Ready for a science lesson?

When I posted this photo of my leftovers at the end of a torch session, many people asked, “Why not just melt those bits down?”

I don’t melt these down because this day I was using two different types of glass, Effetre and Bullseye and they have different COEs.

COE - Coefficient of Expansion. It’s how much a glass will expand with heat. Or how much it will contract when it cools down. What this means to a flameworker, each COE will expand and contract at different rates. If you put two different glasses (say Bullseye and Effetre) together in the same bead, they will cool down at different rates and crack. The bead blows up. This is why beadmakers pick a COE and only use that one. Having two different glasses on your table is a recipe for disaster. Trust me on this one.

So why am I using 2 different COEs? Because that beautiful lime green is only available in Bullseye and I must have it. It as an intensity that brings life and spark to my jewelry. Like most beadmakers I use Effetre (made in Italy) almost exclusively. I like it because of the range of colours and also because with a COE of 104 it is very soft. “Soft” means it melts quickly and is very pliable so it is easy to manipulate. Bullseye, an American glass, has a COE of 90 and I find the colour palette a bit more muted and I don’t do muted.

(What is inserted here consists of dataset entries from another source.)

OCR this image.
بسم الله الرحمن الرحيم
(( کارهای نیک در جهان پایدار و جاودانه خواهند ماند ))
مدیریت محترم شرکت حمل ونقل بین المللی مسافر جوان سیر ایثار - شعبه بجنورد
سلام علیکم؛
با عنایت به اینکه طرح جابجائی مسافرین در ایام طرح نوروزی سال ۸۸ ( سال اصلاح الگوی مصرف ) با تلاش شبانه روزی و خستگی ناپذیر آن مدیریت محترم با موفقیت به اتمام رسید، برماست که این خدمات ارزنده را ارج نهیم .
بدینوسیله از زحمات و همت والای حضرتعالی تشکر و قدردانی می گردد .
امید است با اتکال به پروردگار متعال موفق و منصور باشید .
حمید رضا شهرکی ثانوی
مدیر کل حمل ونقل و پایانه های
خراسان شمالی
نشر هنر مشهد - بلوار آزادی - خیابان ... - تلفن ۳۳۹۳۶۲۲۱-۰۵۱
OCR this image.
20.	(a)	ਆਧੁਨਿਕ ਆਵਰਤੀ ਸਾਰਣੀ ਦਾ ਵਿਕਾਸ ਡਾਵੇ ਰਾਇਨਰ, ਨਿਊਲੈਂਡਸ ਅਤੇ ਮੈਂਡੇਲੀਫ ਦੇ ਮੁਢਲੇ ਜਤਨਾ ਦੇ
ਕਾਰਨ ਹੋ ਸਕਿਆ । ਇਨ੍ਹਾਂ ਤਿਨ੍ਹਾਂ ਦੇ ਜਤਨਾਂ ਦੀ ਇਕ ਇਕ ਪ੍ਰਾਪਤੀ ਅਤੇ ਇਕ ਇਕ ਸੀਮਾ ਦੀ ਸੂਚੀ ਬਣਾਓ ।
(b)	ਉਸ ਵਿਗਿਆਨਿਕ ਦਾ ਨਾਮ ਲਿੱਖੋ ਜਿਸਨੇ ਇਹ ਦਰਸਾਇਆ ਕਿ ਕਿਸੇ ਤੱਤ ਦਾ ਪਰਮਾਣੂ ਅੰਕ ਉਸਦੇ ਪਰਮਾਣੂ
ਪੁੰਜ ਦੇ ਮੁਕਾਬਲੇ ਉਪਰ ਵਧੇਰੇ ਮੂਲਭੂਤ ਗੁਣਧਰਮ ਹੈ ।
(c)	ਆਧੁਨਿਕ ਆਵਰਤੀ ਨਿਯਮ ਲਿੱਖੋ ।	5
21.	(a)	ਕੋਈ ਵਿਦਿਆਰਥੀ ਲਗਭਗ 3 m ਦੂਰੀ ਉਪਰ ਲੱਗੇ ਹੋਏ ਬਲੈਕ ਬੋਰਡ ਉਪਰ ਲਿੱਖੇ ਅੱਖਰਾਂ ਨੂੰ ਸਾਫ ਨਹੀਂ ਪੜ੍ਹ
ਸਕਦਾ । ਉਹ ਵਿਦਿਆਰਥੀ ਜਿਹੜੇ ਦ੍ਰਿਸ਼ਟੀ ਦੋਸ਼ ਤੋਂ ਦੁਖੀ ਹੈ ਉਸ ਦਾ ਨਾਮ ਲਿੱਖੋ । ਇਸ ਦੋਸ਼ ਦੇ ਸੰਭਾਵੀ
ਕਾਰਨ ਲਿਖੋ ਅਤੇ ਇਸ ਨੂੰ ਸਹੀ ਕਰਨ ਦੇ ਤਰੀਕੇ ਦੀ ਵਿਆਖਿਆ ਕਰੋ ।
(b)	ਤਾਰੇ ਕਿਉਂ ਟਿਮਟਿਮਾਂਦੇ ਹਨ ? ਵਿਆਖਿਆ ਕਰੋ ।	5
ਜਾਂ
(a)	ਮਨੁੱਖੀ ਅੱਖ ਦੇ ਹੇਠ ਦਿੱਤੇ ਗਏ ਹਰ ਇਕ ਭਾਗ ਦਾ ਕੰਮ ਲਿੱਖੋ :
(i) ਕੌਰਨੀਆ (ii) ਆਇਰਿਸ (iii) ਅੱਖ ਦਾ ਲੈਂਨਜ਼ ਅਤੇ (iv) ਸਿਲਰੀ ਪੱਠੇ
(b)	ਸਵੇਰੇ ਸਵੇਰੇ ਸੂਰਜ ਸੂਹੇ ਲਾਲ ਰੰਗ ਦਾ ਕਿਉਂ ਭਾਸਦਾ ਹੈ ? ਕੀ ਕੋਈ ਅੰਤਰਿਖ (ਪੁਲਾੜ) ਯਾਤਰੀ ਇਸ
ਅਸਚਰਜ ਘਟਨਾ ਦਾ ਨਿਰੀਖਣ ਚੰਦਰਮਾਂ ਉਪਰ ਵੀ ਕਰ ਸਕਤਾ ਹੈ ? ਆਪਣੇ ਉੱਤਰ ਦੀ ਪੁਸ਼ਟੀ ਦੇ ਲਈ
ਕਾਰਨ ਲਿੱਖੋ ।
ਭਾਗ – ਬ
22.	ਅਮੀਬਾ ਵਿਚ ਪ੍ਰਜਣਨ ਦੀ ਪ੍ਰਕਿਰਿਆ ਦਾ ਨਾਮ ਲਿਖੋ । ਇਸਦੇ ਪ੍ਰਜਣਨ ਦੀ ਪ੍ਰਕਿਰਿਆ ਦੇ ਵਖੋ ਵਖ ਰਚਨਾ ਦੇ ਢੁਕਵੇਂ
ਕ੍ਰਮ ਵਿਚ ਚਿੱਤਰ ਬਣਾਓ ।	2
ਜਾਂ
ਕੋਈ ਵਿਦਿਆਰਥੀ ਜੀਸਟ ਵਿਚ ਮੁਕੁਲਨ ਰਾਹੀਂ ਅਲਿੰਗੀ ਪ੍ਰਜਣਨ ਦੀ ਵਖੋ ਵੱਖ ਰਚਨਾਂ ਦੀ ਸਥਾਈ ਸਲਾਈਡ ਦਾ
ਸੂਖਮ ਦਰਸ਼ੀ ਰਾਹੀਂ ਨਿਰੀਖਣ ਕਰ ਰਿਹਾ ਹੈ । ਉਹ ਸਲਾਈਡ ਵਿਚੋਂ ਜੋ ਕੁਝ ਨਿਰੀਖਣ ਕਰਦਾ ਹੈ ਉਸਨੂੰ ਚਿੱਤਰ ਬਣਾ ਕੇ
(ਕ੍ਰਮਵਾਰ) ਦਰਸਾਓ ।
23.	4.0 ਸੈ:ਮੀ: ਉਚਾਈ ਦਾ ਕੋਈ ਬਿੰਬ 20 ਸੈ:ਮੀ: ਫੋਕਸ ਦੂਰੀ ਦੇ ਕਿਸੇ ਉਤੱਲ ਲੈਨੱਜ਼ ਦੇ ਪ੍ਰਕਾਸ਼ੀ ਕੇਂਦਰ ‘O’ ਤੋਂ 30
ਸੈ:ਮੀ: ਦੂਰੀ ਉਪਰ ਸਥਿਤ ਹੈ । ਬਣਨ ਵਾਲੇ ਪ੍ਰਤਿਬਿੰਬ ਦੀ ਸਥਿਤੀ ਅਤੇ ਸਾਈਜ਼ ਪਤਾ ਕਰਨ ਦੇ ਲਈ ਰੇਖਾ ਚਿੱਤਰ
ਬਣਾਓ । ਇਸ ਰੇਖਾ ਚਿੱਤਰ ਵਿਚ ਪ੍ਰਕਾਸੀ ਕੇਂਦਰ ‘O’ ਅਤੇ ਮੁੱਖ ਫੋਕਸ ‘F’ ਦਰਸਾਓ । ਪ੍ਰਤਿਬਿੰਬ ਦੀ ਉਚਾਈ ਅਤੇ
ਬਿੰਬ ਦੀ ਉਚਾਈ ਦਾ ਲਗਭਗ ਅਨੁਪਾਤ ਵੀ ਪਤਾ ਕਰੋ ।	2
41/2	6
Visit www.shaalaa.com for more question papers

The other type of glass used by some flameworkers is borosilicate or “boro”. This has a COE of 33 and is stiff. Not my style. Boro requires a bigger, hotter torch and is used more for sculptural work. If you’ve ever seen flameworkers using clear glass to make small animal sculptures, that’s boro.

So now you know about COE.

Sailorgirl Jewelry - happy, pretty jewelry AND educational!